Unsealed: Alien Files (2012–2015)
4/10
UFOs and Aliens for ADHD sufferers or crack addicts. If this is the current state of the field, it's the beginning of the end of it.
18 May 2017
Reliability and quality of the accounts are all over the place. Frequent citing documents that have no pedigree of authenticity. First episode starts with one of the least verified around: Project Blue Planet. It jumps all over even within each episode, repeats itself, and seems downright scatterbrained. Snippets of interviews from various people not even directly related to what they're talking about are sometimes cut between other various footage. There's a lack of objectivity and an undeveloped constant sense of alarm or revelation in the narrator's voice. It feels like a strange rush throughout combined with everything but the kitchen sink.

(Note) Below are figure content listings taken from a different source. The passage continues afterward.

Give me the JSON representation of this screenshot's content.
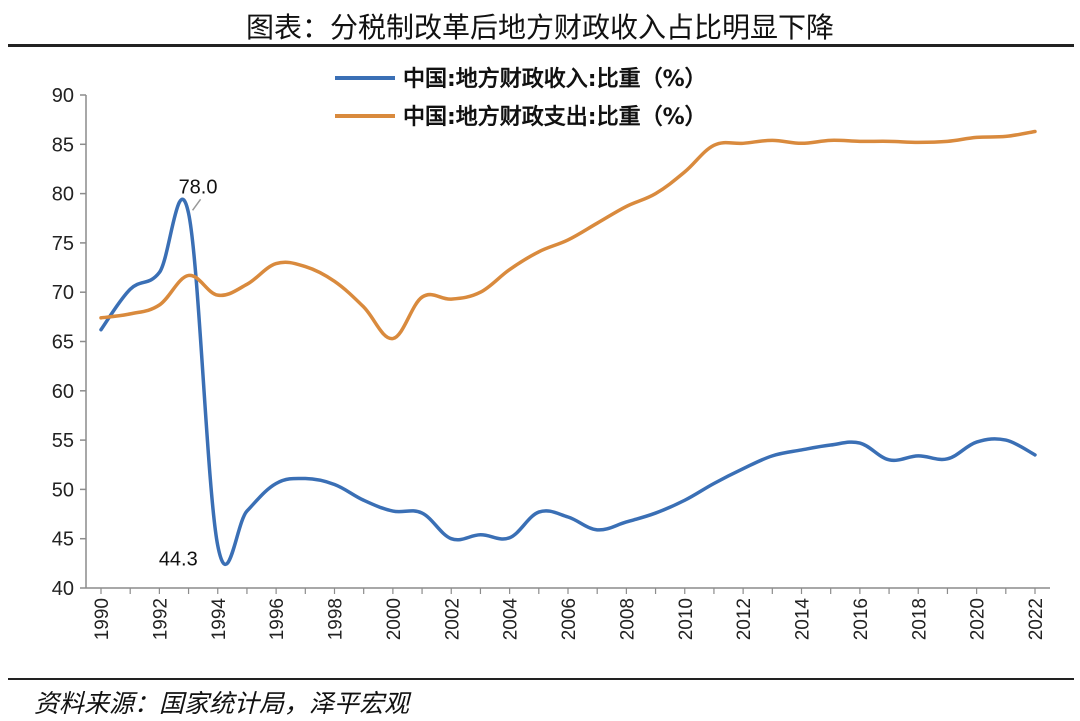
{
  "title": "图表：分税制改革后地方财政收入占比明显下降",
  "source": "资料来源：国家统计局，泽平宏观",
  "chart_data": {
    "type": "line",
    "title": "图表：分税制改革后地方财政收入占比明显下降",
    "xlabel": "",
    "ylabel": "",
    "ylim": [
      40,
      90
    ],
    "yticks": [
      "40",
      "45",
      "50",
      "55",
      "60",
      "65",
      "70",
      "75",
      "80",
      "85",
      "90"
    ],
    "xticks": [
      "1990",
      "1992",
      "1994",
      "1996",
      "1998",
      "2000",
      "2002",
      "2004",
      "2006",
      "2008",
      "2010",
      "2012",
      "2014",
      "2016",
      "2018",
      "2020",
      "2022"
    ],
    "legend_position": "top",
    "grid": false,
    "x": [
      1990,
      1991,
      1992,
      1993,
      1994,
      1995,
      1996,
      1997,
      1998,
      1999,
      2000,
      2001,
      2002,
      2003,
      2004,
      2005,
      2006,
      2007,
      2008,
      2009,
      2010,
      2011,
      2012,
      2013,
      2014,
      2015,
      2016,
      2017,
      2018,
      2019,
      2020,
      2021,
      2022
    ],
    "series": [
      {
        "name": "中国:地方财政收入:比重（%）",
        "color": "#3a6fb5",
        "values": [
          66.2,
          70.3,
          72.0,
          78.0,
          44.3,
          47.8,
          50.6,
          51.1,
          50.5,
          48.9,
          47.8,
          47.6,
          45.0,
          45.4,
          45.1,
          47.7,
          47.2,
          45.9,
          46.7,
          47.6,
          48.9,
          50.6,
          52.1,
          53.4,
          54.0,
          54.5,
          54.7,
          53.0,
          53.4,
          53.1,
          54.8,
          55.0,
          53.5
        ]
      },
      {
        "name": "中国:地方财政支出:比重（%）",
        "color": "#d98a3d",
        "values": [
          67.4,
          67.8,
          68.7,
          71.7,
          69.7,
          70.8,
          72.9,
          72.6,
          71.1,
          68.5,
          65.3,
          69.5,
          69.3,
          70.0,
          72.3,
          74.1,
          75.3,
          77.0,
          78.7,
          80.0,
          82.2,
          84.9,
          85.1,
          85.4,
          85.1,
          85.4,
          85.3,
          85.3,
          85.2,
          85.3,
          85.7,
          85.8,
          86.3
        ]
      }
    ],
    "annotations": [
      {
        "text": "78.0",
        "x": 1993,
        "y": 78.0
      },
      {
        "text": "44.3",
        "x": 1994,
        "y": 44.3
      }
    ]
  }
}
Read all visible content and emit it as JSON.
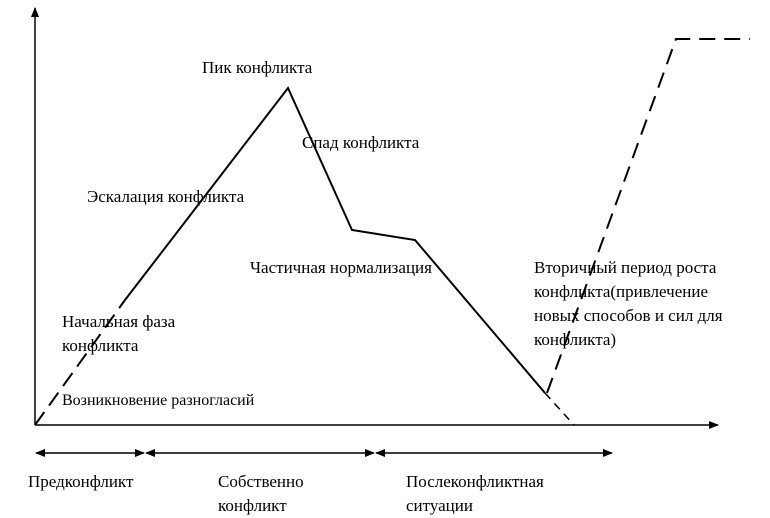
{
  "labels": {
    "peak": "Пик конфликта",
    "decline": "Спад конфликта",
    "escalation": "Эскалация конфликта",
    "partial_normalization": "Частичная нормализация",
    "secondary_growth": [
      "Вторичный период роста",
      "конфликта(привлечение",
      "новых способов и сил для",
      "конфликта)"
    ],
    "initial_phase": [
      "Начальная фаза",
      "конфликта"
    ],
    "disagreement": "Возникновение разногласий"
  },
  "periods": [
    {
      "lines": [
        "Предконфликт"
      ]
    },
    {
      "lines": [
        "Собственно",
        "конфликт"
      ]
    },
    {
      "lines": [
        "Послеконфликтная",
        "ситуации"
      ]
    }
  ],
  "line_color": "#000000"
}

I could also do without the extremely frequent images of the beings themselves, which, by the way, are more like horror movie versions here. I don't need to be bombarded by that stuff. After watching something thoughtful, restrained, objective, and well organized like the short two seasons of Close Encounters, most of Unsealed was difficult to tolerate. I think the highlight for me was probably the Australian aborigine episode, but they kind of blew it by going on too long about Pine Gap and other facilities. To be fair, some of the supposed witnesses and "experts" are presented here in a more unvarnished manner than other shows and I don't think they come off well. I suppose I should be thankful for that.